Background Information On Telecom Prosecution
Background Information
The Commerce Commission
The Commerce Commission is an independent quasi-judicial body and is not subject to direction in its enforcement and regulatory control activities. It has responsibility for enforcement and regulatory control under a number of general and specific regulatory regimes set out in the: Commerce Act 1986, Fair Trading Act 1986, Electricity Industry Reform Act 1998, Telecommunications Act 2001, Dairy Industry Restructuring Act 2001 and Credit Contracts and Consumer Finance Act 2003.
Commerce Act investigation into alleged
anti-competitive behaviour
Many businesses, for example
banks, operate from multiple sites within New Zealand (and
often overseas) and need to regularly securely transmit
large volumes of data between these sites and/or establish a
permanent private network amongst them. To meet this need,
telecommunications companies offer such businesses a variety
of high-speed data transmission services.
On or about 1
December 1998, Telecom introduced new pricing for its retail
high-speed data transmission services (termed “Streamline”),
and in March 1999 Telecom introduced new wholesale pricing
(termed carrier data pricing (“CDP”)). Through CDP, Telecom
provided and continues to provide other telecommunication
service providers competing with Telecom with two wholesale
data service options:
a) The ability to resell Telecom’s
retail high-speed data transmission services (both dedicated
and switched). Through CDP, Telecom offers other
telecommunications service providers its retail end-to-end
high-speed data transmission services for
re-sale;
b) Access to dedicated data tails in Telecom’s
network in order to supplement the other telecommunications
service providers’ own network and, thereby, provide retail
high-speed data transmission services.
The Commission
alleges that the manner in which the service option in (b)

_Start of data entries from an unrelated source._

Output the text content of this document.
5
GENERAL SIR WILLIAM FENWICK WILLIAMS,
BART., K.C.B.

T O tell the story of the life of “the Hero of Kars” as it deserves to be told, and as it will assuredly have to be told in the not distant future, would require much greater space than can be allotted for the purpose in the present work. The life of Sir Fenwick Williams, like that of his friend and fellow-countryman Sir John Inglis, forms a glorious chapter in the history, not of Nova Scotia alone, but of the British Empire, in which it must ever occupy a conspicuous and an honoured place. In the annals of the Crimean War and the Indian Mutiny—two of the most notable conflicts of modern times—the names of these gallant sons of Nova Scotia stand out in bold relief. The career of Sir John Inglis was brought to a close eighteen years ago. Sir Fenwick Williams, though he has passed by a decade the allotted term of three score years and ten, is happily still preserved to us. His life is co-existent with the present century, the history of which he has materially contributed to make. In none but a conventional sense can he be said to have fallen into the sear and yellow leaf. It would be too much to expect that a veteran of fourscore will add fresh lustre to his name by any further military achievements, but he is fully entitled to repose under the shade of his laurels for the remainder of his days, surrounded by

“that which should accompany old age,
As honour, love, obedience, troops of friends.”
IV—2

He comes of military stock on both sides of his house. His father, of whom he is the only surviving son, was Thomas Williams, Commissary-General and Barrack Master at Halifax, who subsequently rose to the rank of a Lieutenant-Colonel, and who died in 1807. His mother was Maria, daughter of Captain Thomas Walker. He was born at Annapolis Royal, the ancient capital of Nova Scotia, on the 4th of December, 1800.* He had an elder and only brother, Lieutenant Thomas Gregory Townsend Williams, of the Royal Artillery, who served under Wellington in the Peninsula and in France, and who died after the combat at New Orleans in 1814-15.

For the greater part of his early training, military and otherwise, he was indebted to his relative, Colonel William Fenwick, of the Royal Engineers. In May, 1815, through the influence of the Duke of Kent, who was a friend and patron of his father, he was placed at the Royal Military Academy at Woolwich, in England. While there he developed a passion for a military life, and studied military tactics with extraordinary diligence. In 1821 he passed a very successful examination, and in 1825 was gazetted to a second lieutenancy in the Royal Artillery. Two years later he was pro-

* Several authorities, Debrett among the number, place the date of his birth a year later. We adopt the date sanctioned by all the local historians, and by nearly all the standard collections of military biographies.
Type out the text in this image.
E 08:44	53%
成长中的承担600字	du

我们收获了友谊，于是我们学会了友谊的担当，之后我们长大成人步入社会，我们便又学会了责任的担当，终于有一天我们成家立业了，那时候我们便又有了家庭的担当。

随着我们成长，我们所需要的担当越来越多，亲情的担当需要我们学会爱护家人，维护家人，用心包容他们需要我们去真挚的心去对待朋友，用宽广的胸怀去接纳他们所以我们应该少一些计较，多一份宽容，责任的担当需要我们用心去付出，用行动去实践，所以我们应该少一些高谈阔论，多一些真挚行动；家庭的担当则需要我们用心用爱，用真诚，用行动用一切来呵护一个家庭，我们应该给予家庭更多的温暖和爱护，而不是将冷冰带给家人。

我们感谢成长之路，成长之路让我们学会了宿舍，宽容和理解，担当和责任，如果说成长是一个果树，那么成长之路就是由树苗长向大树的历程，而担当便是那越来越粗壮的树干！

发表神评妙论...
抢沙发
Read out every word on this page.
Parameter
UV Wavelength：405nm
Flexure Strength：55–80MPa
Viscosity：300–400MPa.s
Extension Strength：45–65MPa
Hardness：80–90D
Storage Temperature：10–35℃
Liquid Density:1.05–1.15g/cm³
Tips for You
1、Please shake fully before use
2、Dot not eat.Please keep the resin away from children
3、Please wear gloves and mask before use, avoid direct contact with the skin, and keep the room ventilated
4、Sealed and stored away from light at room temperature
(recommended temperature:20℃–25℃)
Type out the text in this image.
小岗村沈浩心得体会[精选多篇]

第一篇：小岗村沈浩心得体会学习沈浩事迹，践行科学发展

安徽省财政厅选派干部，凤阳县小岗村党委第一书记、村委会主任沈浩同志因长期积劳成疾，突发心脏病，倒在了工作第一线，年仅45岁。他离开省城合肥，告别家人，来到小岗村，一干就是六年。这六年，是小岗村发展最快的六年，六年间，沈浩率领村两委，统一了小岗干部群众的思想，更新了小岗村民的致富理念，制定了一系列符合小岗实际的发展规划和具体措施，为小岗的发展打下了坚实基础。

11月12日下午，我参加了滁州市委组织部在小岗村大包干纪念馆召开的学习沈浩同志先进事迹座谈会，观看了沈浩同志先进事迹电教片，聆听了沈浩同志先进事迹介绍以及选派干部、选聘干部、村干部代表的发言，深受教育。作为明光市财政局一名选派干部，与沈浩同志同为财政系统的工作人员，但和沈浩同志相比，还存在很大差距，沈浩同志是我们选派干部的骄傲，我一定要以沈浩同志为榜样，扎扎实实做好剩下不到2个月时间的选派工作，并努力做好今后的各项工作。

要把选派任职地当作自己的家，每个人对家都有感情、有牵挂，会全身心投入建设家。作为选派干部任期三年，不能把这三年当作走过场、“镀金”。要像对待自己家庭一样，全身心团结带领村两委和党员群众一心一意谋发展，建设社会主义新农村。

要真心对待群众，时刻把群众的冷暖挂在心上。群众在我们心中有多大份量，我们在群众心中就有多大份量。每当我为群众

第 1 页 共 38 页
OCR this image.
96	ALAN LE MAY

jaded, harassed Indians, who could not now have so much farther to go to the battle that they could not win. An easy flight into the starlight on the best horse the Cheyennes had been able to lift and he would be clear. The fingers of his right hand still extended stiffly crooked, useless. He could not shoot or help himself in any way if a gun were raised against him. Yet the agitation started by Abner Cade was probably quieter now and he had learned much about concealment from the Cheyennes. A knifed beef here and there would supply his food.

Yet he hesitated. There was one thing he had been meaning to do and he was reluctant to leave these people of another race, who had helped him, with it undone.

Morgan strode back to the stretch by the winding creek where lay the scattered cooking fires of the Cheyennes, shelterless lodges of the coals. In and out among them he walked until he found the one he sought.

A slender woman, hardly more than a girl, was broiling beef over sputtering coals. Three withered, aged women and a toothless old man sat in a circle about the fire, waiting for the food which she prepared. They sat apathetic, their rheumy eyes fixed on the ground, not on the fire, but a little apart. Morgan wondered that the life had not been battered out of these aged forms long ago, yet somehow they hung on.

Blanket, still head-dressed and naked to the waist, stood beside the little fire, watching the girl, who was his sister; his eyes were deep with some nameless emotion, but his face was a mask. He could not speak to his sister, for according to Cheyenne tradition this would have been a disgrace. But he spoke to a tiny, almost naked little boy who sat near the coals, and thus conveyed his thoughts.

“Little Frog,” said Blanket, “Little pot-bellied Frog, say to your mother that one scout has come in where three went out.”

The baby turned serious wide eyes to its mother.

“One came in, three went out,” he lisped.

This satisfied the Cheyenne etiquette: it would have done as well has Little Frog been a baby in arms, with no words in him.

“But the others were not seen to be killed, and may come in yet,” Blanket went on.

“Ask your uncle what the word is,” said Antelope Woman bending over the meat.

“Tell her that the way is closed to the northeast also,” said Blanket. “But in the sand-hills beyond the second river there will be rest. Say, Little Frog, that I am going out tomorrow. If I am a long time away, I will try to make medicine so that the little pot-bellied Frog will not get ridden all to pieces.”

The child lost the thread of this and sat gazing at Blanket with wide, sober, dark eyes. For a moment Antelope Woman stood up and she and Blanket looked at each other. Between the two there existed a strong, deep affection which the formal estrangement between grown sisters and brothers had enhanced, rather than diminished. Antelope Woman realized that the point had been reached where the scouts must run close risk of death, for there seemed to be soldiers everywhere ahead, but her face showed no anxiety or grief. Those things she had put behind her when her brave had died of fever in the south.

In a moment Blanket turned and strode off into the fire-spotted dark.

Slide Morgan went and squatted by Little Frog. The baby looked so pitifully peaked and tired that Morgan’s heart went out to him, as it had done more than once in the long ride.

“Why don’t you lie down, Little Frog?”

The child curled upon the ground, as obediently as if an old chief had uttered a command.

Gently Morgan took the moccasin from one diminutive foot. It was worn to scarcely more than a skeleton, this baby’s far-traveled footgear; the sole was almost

above is provided, and the way in which it is priced has the
effect that in almost all circumstances the price charged by
Telecom for access data tails required by other
telecommunication service providers to supplement their own
network:
a) Exceeds the price charged by Telecom to the
telecommunication service provider for an “end to end” data
service, when provided for re-sale;
b) Exceeds the
comparable retail price charged by Telecom for provision of
comparable data services;
c) Exceeds the price Telecom
charges itself for access to the data tails;
d) Exceeds
the sum of Telecom’s direct incremental cost and opportunity
cost of supplying access to the data tails.
Since 26 May 2001, section 36 of the Commerce Act prohibits persons who have a substantial degree of market power in a market from taking advantage of that position for various purposes, including preventing or deterring competitive conduct by others. Prior to 26 May 2001, the prohibition under the Commerce Act was use of a dominant position.
The Commission alleges that Telecom was dominant and has a substantial degree of market power. While alternative network infrastructure has been developed in selected areas, Telecom still owns and operates the only nationwide telecommunications network in New Zealand.
Telecommunications Act: Commission’s recommendations on
Local Loop Unbundling
Under section 64 of the
Telecommunications Act 2001, the Commerce Commission is
required to undertake a review into whether access to the
unbundled elements of Telecom’s local loop network and
access to the unbundled elements of, and interconnection
with, Telecom’s fixed Public Data Network should be
regulated. The Commission completed its review and made its
recommendations to the Minister of Communications in
December 2003. The Minister is now considering the
recommendations and is expected to make a decision in May
2004.
The Commission considered issues related to the regulation of data tails in its Review of Unbundling of the Public Data Network, as data tails are part of that network.
In the review, the Commission found that access to data tails was a major ‘bottleneck’ feature of the market for the provision of high quality committed bit rate services to corporates and other large users. Outside of the areas where there was competing network infrastructure, the Commission determined that competition was limited and that there were likely net benefits to unbundling parts of the Public Data Network.
Despite these issues, the Commission did not recommend to the Minister of Communications that access to unbundled elements of Telecom’s fixed Public Data Network (relating to data tails) should be a specified or designated service. The Commission’s decision was influenced by Telecom presenting an Unbundled Partial Private Circuits service offer that has the potential to adequately address the Commission’s current issues concerning access to data tails without regulation. Though the Commission was not satisfied that the offer was suitable in its current form, it decided that opportunity should be allowed for industry negotiations to result in an enhanced service that will promote further competition in that market. Should such an outcome fail to eventuate by June 2004, the Commission considers that it would be appropriate to re-evaluate the merits of regulated unbundling of a data tails or partial private circuits service at a long-run incremental cost price.